ETASSUM52120 - Enterprise Management Incentives (EMI): Excluded activities: Leasing of certain ships

Paragraphs 16(d) & 18, Schedule 5 of the Income Tax (Earnings and Pensions) Act 2003 (ITEPA)

Leasing, including letting ships on charter or other assets on hire, is an excluded trade for EMI, with the exception of the leasing of certain ships.

The leasing of land will not normally be part of a trade at all. Activities that are covered by this exclusion include such activities as furnished letting and the letting of holiday caravans, where they amount to trading .

The leasing of other assets, and letting assets on hire

This is defined in the statute as including letting ships on charter (though this exclusion is subject to an exception, which is set out in (paragraph 18 Schedule 5 ITEPA,) and letting other assets on hire. It thus covers any trading activity which consists in allowing the customer the use of the trader’s property. Examples are television rental, video hire and the provision of self-storage warehousing facilities. It applies where, subject to reasonable conditions imposed by the trader, the customer is free to use the property for the purpose for which it is intended.

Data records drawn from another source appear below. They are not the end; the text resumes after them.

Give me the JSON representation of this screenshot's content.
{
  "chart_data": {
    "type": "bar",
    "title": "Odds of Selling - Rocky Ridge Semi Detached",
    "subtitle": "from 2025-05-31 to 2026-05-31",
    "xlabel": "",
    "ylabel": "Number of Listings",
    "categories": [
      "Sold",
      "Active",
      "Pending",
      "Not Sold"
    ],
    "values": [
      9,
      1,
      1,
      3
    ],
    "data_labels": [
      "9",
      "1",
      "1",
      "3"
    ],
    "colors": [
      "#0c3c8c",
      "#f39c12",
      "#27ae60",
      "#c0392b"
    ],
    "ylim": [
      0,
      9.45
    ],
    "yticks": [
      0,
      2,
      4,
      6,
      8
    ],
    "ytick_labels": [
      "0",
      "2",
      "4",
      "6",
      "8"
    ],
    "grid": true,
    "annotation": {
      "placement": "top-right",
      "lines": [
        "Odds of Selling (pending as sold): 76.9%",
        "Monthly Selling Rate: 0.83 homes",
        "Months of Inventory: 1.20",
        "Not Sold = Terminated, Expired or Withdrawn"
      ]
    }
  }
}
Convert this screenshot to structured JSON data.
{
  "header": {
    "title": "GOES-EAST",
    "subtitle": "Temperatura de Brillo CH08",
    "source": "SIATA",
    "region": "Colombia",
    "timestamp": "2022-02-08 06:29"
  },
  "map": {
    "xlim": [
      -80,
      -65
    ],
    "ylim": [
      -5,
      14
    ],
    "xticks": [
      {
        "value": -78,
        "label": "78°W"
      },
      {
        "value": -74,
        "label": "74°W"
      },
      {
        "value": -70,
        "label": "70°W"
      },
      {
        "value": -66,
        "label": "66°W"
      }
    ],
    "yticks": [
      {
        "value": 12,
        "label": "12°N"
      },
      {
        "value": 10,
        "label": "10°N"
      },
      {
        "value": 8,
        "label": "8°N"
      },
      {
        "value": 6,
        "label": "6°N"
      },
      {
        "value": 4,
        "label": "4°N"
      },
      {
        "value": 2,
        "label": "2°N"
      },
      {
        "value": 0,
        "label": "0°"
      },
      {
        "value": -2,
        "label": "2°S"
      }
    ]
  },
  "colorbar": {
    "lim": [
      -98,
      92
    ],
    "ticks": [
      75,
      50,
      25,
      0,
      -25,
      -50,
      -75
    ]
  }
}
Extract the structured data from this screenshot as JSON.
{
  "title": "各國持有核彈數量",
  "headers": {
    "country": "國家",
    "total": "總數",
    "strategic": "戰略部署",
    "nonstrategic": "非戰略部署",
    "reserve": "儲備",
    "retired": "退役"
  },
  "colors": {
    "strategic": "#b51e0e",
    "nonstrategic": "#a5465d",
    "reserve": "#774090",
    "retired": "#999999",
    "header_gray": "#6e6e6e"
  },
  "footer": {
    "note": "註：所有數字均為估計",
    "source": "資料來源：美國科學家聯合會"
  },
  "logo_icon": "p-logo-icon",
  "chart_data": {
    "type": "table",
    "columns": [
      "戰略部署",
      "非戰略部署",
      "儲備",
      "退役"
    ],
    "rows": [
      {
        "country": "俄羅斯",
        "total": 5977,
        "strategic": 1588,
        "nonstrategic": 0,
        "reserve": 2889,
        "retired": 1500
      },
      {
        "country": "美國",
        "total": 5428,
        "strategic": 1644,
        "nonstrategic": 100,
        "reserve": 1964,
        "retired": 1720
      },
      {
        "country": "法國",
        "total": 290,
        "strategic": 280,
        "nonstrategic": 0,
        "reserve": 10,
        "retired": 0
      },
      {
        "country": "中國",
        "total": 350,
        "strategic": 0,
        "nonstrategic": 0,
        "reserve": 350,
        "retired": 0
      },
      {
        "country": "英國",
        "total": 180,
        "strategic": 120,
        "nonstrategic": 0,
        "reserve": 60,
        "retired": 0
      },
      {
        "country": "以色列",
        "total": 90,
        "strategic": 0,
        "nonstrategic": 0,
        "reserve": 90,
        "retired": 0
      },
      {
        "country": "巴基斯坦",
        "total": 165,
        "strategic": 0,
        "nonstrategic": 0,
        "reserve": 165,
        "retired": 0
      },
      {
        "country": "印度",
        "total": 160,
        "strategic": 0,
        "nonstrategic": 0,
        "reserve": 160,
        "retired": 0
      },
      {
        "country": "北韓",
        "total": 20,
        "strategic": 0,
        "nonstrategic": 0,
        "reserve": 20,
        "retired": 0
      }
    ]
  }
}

One area which has been found to give rise to difficulty is what is, and what is not, car hire. The question to be considered here is whether the person using the car is the company or the company’s customer. On the one hand the company may itself use the car to provide a transportation service for customers. On the other hand the company may provide the car to the customer as a transportation facility, for use by the customer. The latter activity constitutes hire of an asset. A taxi service is likely to be a transportation service. By contrast, what is offered by a company providing chauffeured car hire is likely to be a transportation facility; the fact that the customer is not personally driving the car does not mean that that person is not the person using the car. But what is important is not the label “taxi service” or “chauffeured car hire” but the true nature of the contract between the parties.

The leasing or chartering of ships is a qualifying trade if all the following conditions are satisfied:

  • The ships concerned must not be offshore installations (or, if the shares are issued before 6 April 2004 oil rigs), or pleasure craft as defined in the legislation
  • Every ship let on charter must be beneficially owned by the company (that is, not chartered in from another company), and must be registered in the UK.
  • The company must be solely responsible for arranging the marketing of the services of its ships (for example, arranging charters).
  • every letting of ships by the company is for a period of 12 months or less and there is no provision to extend this other than by the choice of the person chartering the ship,
  • All lettings must be by way of bargains made at arm’s length. Lettings must not be to a person connected with the company, except that they may be made to another member of the same group.
  • Throughout the period of the charter, the company must be responsible as principal for taking all management decisions in relation to the ship, except for decisions on matters of husbandry (which includes the supply of crew, provisions, stores and spare parts), and must be responsible for defraying all expenses in relation to the ship other than those incidental to a particular voyage or to the employment of the ship.
  • No arrangements must exist whereby a person other than the company could be made responsible for the matters listed at the above bullet.

For these purposes, ships do not include offshore installations (such as oil rigs) or pleasure craft. Pleasure craft means any ship of a kind primarily used for sport or recreation.